②義肢・装具・座位保持装置の機能区分の整理

 現在、補装具を製作するための完成用部品の数は3,000を超え、適切な補装具を製作するために、それらの中からどれを選択するかが容易ではなくなっています。さらに座位保持装置の部品ではその機能と分類の方法も確立されていません。この課題では、完成用部品の機能区分整理について検討を行いました。

•義肢装具の機能区分

 先行研究により提案された機能区分を整理するとともに、支給基準の区分における課題を整理しました。

•座位保持装置の機能区分

 

③支給基準に関する基礎調査

 現在の支給基準は、飯田らの厚生労働科学研究(昭和53年)に基づき設計され、これまで運用されています。しかし、50年近い年月を経て、この基準が現状にあわなくなってきました。この課題では、現在の製作手法による製作時間を計測し、当時のデータとの比較を行いました。また、借受けの対象として小児筋電義手を選び、試用評価における更新や修理対応の頻度等のデータを整理し、運用のための必要条件と課題を探りました。

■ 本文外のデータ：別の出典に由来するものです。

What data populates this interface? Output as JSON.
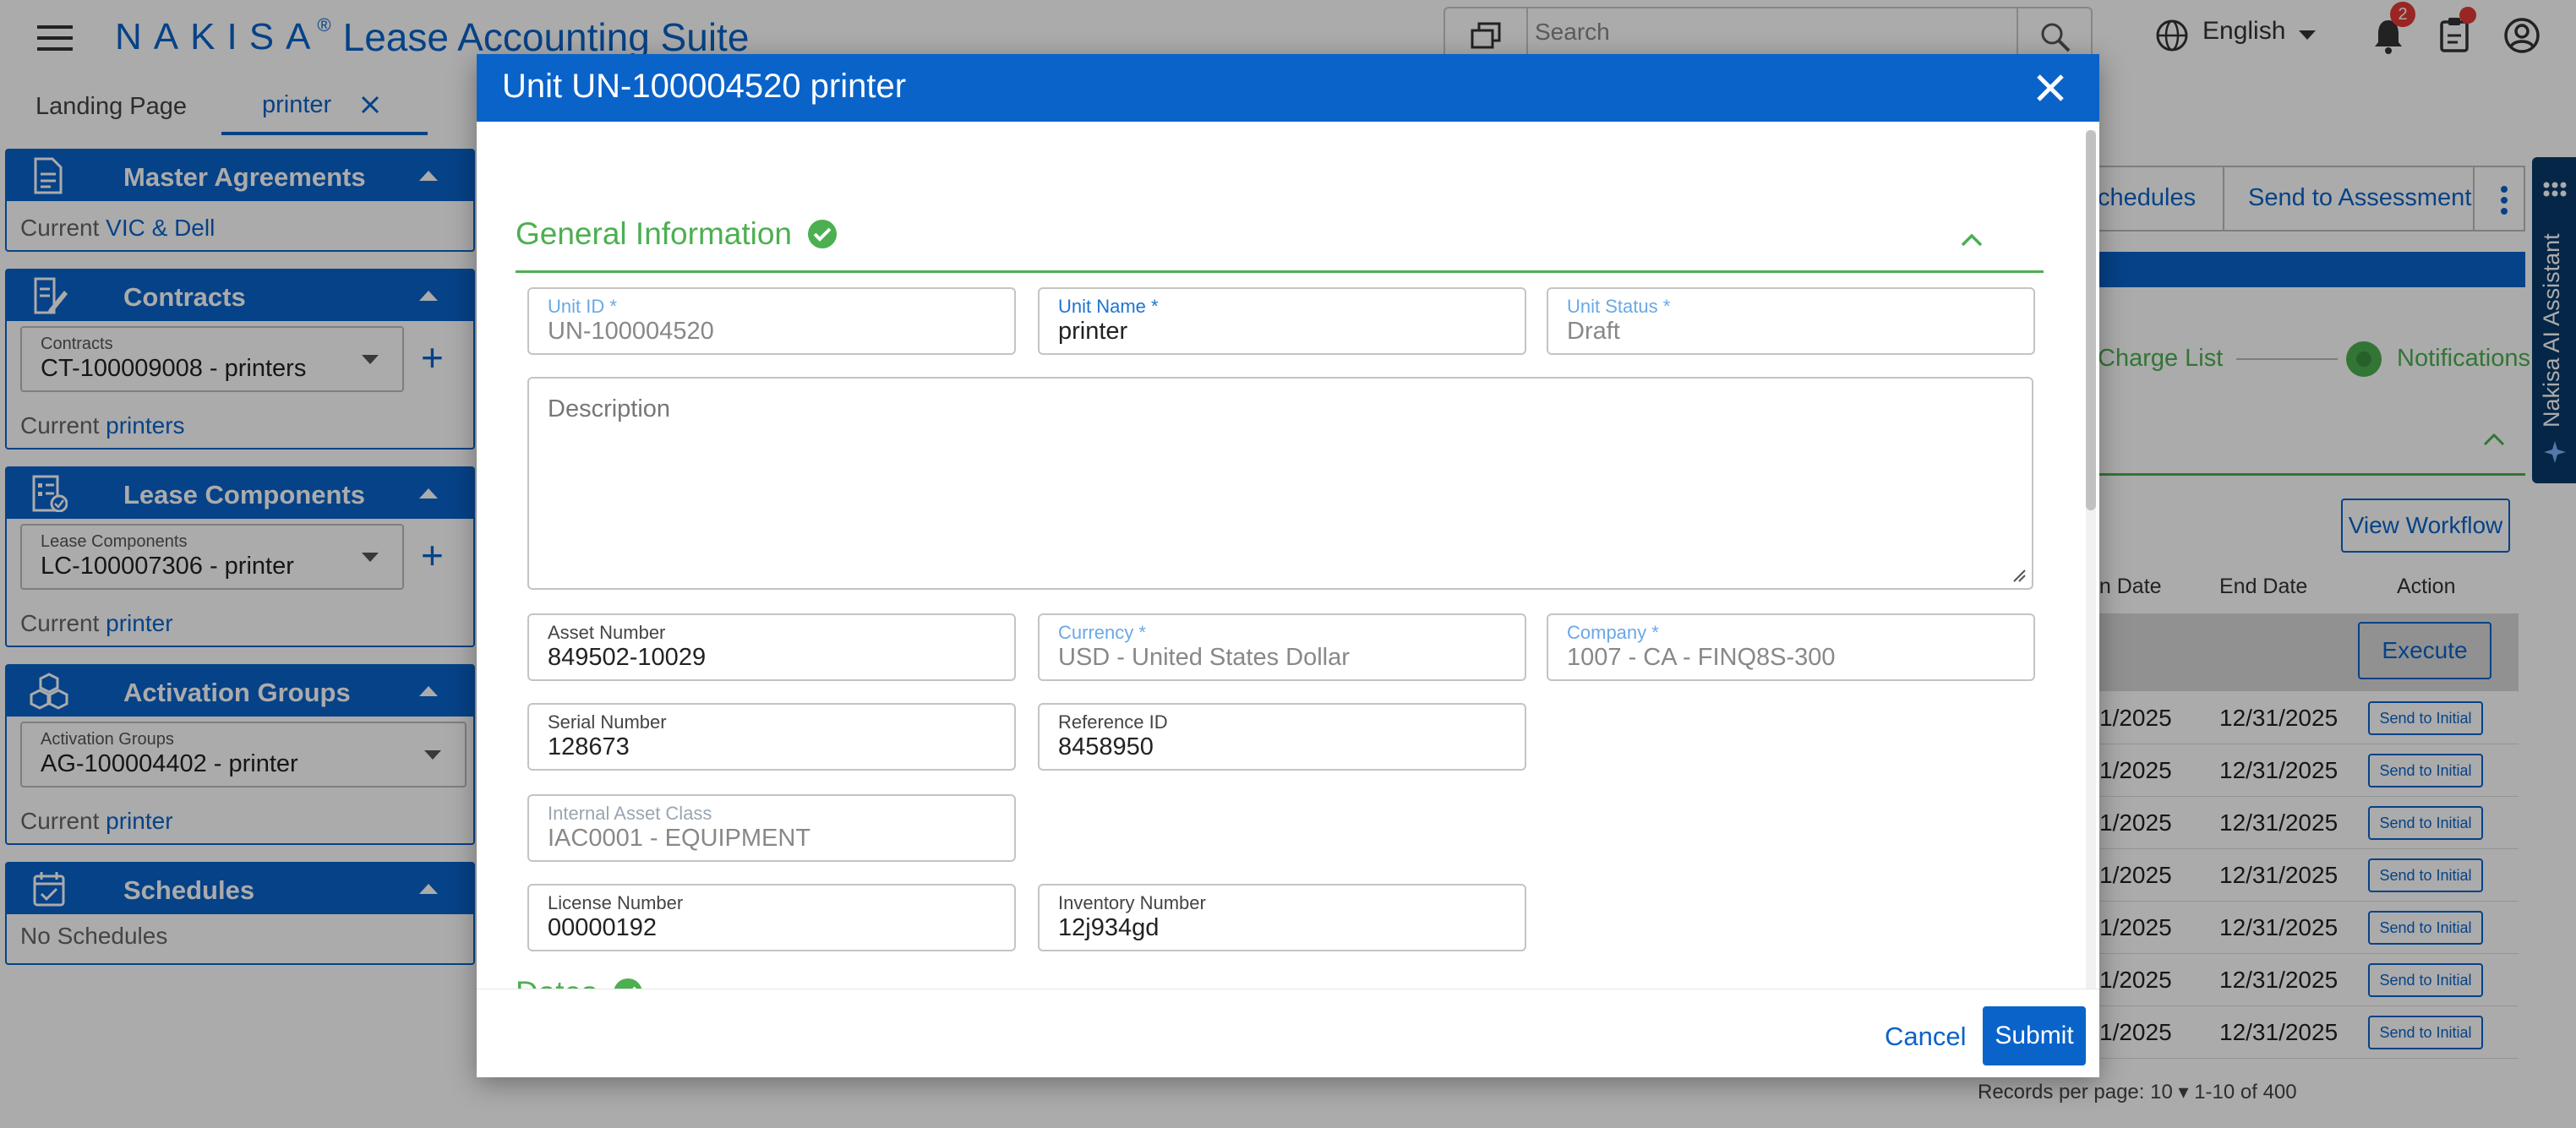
{
  "header": {
    "brand_nakisa": "NAKISA",
    "brand_reg": "®",
    "brand_suite": "Lease Accounting Suite",
    "search_placeholder": "Search",
    "language": "English",
    "notification_count": "2"
  },
  "tabs": [
    {
      "label": "Landing Page"
    },
    {
      "label": "printer"
    }
  ],
  "sidebar": {
    "master": {
      "title": "Master Agreements",
      "current_label": "Current",
      "current_value": "VIC & Dell"
    },
    "contracts": {
      "title": "Contracts",
      "select_label": "Contracts",
      "select_value": "CT-100009008 - printers",
      "current_label": "Current",
      "current_value": "printers"
    },
    "lease": {
      "title": "Lease Components",
      "select_label": "Lease Components",
      "select_value": "LC-100007306 - printer",
      "current_label": "Current",
      "current_value": "printer"
    },
    "activation": {
      "title": "Activation Groups",
      "select_label": "Activation Groups",
      "select_value": "AG-100004402 - printer",
      "current_label": "Current",
      "current_value": "printer"
    },
    "schedules": {
      "title": "Schedules",
      "empty": "No Schedules"
    }
  },
  "background": {
    "btn_schedules": "chedules",
    "btn_send_assessment": "Send to Assessment",
    "charge_list": "Charge List",
    "notifications": "Notifications",
    "view_workflow": "View Workflow",
    "col_start": "on Date",
    "col_end": "End Date",
    "col_action": "Action",
    "execute": "Execute",
    "rows": [
      {
        "start": "1/2025",
        "end": "12/31/2025",
        "action": "Send to Initial"
      },
      {
        "start": "1/2025",
        "end": "12/31/2025",
        "action": "Send to Initial"
      },
      {
        "start": "1/2025",
        "end": "12/31/2025",
        "action": "Send to Initial"
      },
      {
        "start": "1/2025",
        "end": "12/31/2025",
        "action": "Send to Initial"
      },
      {
        "start": "1/2025",
        "end": "12/31/2025",
        "action": "Send to Initial"
      },
      {
        "start": "1/2025",
        "end": "12/31/2025",
        "action": "Send to Initial"
      },
      {
        "start": "1/2025",
        "end": "12/31/2025",
        "action": "Send to Initial"
      }
    ],
    "pager": "Records per page:  10   ▾      1-10 of 400",
    "ai_assistant": "Nakisa AI Assistant"
  },
  "modal": {
    "title": "Unit UN-100004520 printer",
    "sections": {
      "general": "General Information",
      "dates": "Dates"
    },
    "fields": {
      "unit_id": {
        "label": "Unit ID *",
        "value": "UN-100004520"
      },
      "unit_name": {
        "label": "Unit Name *",
        "value": "printer"
      },
      "unit_status": {
        "label": "Unit Status *",
        "value": "Draft"
      },
      "description": {
        "placeholder": "Description"
      },
      "asset_number": {
        "label": "Asset Number",
        "value": "849502-10029"
      },
      "currency": {
        "label": "Currency *",
        "value": "USD - United States Dollar"
      },
      "company": {
        "label": "Company *",
        "value": "1007 - CA - FINQ8S-300"
      },
      "serial_number": {
        "label": "Serial Number",
        "value": "128673"
      },
      "reference_id": {
        "label": "Reference ID",
        "value": "8458950"
      },
      "internal_asset_class": {
        "label": "Internal Asset Class",
        "value": "IAC0001 - EQUIPMENT"
      },
      "license_number": {
        "label": "License Number",
        "value": "00000192"
      },
      "inventory_number": {
        "label": "Inventory Number",
        "value": "12j934gd"
      }
    },
    "buttons": {
      "cancel": "Cancel",
      "submit": "Submit"
    }
  },
  "colors": {
    "primary": "#0a63c9",
    "success": "#4caf50",
    "header_dark": "#083a6b"
  }
}
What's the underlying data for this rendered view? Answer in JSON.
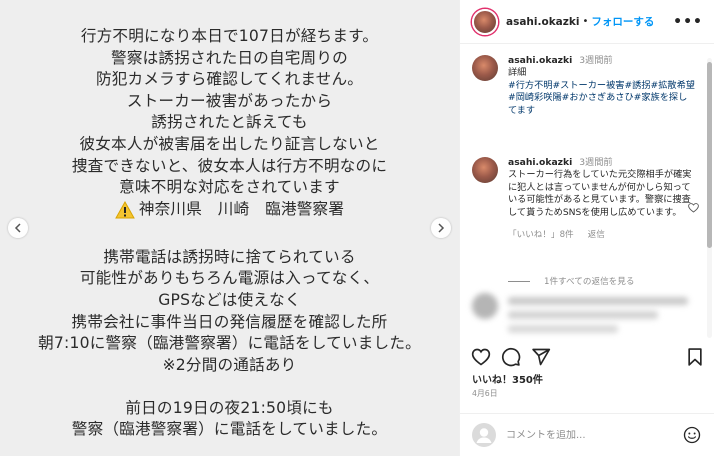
{
  "post": {
    "lines": [
      "行方不明になり本日で107日が経ちます。",
      "警察は誘拐された日の自宅周りの",
      "防犯カメラすら確認してくれません。",
      "ストーカー被害があったから",
      "誘拐されたと訴えても",
      "彼女本人が被害届を出したり証言しないと",
      "捜査できないと、彼女本人は行方不明なのに",
      "意味不明な対応をされています",
      "神奈川県　川崎　臨港警察署",
      "",
      "携帯電話は誘拐時に捨てられている",
      "可能性がありもちろん電源は入ってなく、",
      "GPSなどは使えなく",
      "携帯会社に事件当日の発信履歴を確認した所",
      "朝7:10に警察（臨港警察署）に電話をしていました。",
      "※2分間の通話あり",
      "",
      "前日の19日の夜21:50頃にも",
      "警察（臨港警察署）に電話をしていました。"
    ],
    "warning_icon": "warning-icon"
  },
  "header": {
    "username": "asahi.okazki",
    "separator": "•",
    "follow_label": "フォローする",
    "more_icon": "more-icon"
  },
  "comments": [
    {
      "username": "asahi.okazki",
      "time": "3週間前",
      "text": "詳細",
      "tags": "#行方不明#ストーカー被害#誘拐#拡散希望#岡崎彩咲陽#おかさぎあさひ#家族を探してます"
    },
    {
      "username": "asahi.okazki",
      "time": "3週間前",
      "text": "ストーカー行為をしていた元交際相手が確実に犯人とは言っていませんが何かしら知っている可能性があると見ています。警察に捜査して貰うためSNSを使用し広めています。",
      "likes_label": "「いいね！」8件",
      "reply_label": "返信",
      "view_replies_label": "1件すべての返信を見る"
    }
  ],
  "actions": {
    "likes": "いいね！350件",
    "date": "4月6日"
  },
  "comment_input": {
    "placeholder": "コメントを追加..."
  },
  "colors": {
    "accent": "#0095f6",
    "tag": "#00376b",
    "muted": "#8e8e8e",
    "image_bg": "#eeeeee"
  }
}
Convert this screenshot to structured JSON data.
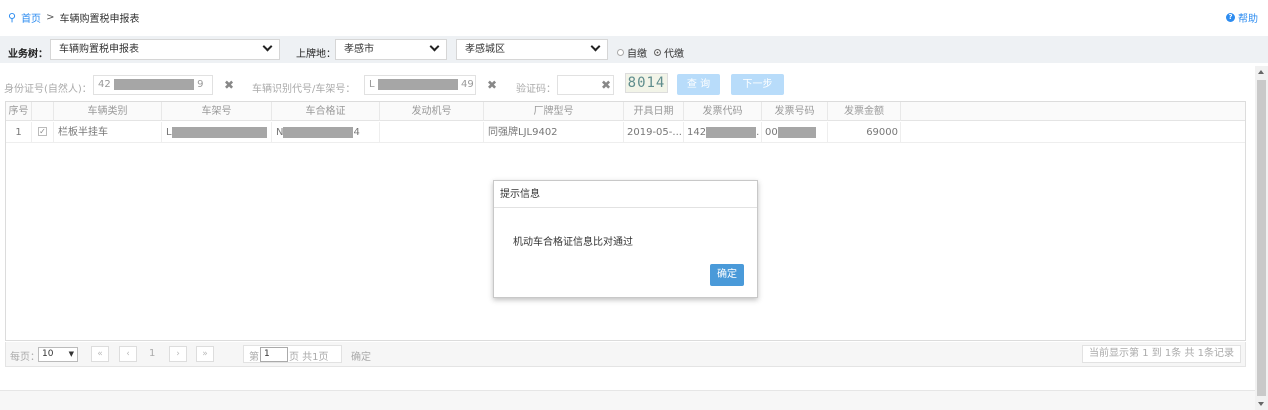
{
  "breadcrumb": {
    "home": "首页",
    "separator": ">",
    "current": "车辆购置税申报表",
    "icon": "map-pin-icon"
  },
  "help": {
    "label": "帮助",
    "icon": "question-circle-icon"
  },
  "filters": {
    "business_tree_label": "业务树：",
    "business_tree_value": "车辆购置税申报表",
    "register_place_label": "上牌地：",
    "city_value": "孝感市",
    "district_value": "孝感城区",
    "radio_self": "自缴",
    "radio_agent": "代缴",
    "selected_radio": "代缴"
  },
  "search": {
    "id_label": "身份证号(自然人)：",
    "id_prefix": "42",
    "id_suffix": "9",
    "vin_label": "车辆识别代号/车架号：",
    "vin_prefix": "L",
    "vin_suffix": "49",
    "captcha_label": "验证码：",
    "captcha_input": "",
    "captcha_image": "8014",
    "query_button": "查 询",
    "next_button": "下一步"
  },
  "table": {
    "columns": [
      "序号",
      "车辆类别",
      "车架号",
      "车合格证",
      "发动机号",
      "厂牌型号",
      "开具日期",
      "发票代码",
      "发票号码",
      "发票金额"
    ],
    "rows": [
      {
        "index": "1",
        "checked": true,
        "vehicle_type": "栏板半挂车",
        "frame_no_prefix": "L",
        "cert_prefix": "N",
        "cert_suffix": "4",
        "engine_no": "",
        "brand_model": "同强牌LJL9402",
        "issue_date": "2019-05-...",
        "invoice_code_prefix": "142",
        "invoice_code_suffix": ".",
        "invoice_no_prefix": "00",
        "amount": "69000"
      }
    ]
  },
  "pager": {
    "per_page_label": "每页：",
    "per_page_value": "10",
    "page_number": "1",
    "page_label_prefix": "第",
    "page_input": "1",
    "page_label_suffix": "页 共1页",
    "confirm": "确定",
    "summary": "当前显示第  1 到  1条  共  1条记录"
  },
  "dialog": {
    "title": "提示信息",
    "message": "机动车合格证信息比对通过",
    "ok_button": "确定"
  },
  "colors": {
    "accent": "#2d8cf0",
    "dialog_button": "#4a9ad9",
    "disabled_button": "#b8dcfa",
    "filter_bg": "#eef1f4"
  }
}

さらに、補装具製作事業者を対象に令和6年度改訂のための基礎データの収集を行いました。

義肢・装具・座位保持装置の支給基準に関する基礎調査

先行研究と同様に全国の製作事業者を対象にした実態調査を行い、基準改定のための基礎データを取得しました。

下肢装具の製作時間に関する調査

 補装具基準検証のため、3名以上の義肢装具士に依頼して義肢装具を実際に製作し、作業時間、材料費等の製作データを取得し、得られたデータと基本工作法のデータとを比較しました。

借受け制度と小児筋電義手

小児筋電義手の部品が借受け制度で運用できるのかどうか、試用評価における故障頻度等について調べました。

 

④意思伝達装置及び感覚系補装具に関する実態調査

 意思伝達装置および感覚系補装具の班では、視覚障害系補装具、聴覚障害系補装具、意思伝達装置の3つのグループに分け、現状調査として、市場調査(一般製品を含む流通製品の機能整理等)、市場調査(事業者への確認)、利用者(患者)のニーズ調査(アンケート等)、アンケート集計を実施し、市場(シーズ)と利用者(ニーズ)、他制度(日常生活用具、医療保険等)・他障害との整合性の調査、 行政調査(市区町村、更生相談所)、需要予測・財政試算を行い、具体的提案を導くことを目標としました。

 

視覚障害班

 視覚障害班では、視覚障害用安全つえの石突き、眼鏡型デバイスの性能比較、コンタクトレンズに関する調査を行いました。

視覚障害班の研究概要説明(動画)

 

聴覚障害班

 聴覚障害班では、デジタル補聴援助システムの修理対応、各種人工聴覚機器の修理対応について調査を行い、令和4年度からの告示改正でデジタル方式の補聴援助システムが補装具費支給制度に組み入れられました。

聴覚障害班の研究概要説明(動画)

 

意思伝達装置班

 意思伝達装置班では、PCアプリとして機能する意思伝達ソフトウエアを組み込んだ装置の実態調査、言語獲得時期にある児童への意思伝達装置の支給に関する実態調査を行いました。

意思伝達分野の研究概要説明(動画)

 

※本研究報告における考察・提案等は、研究班としての見解です。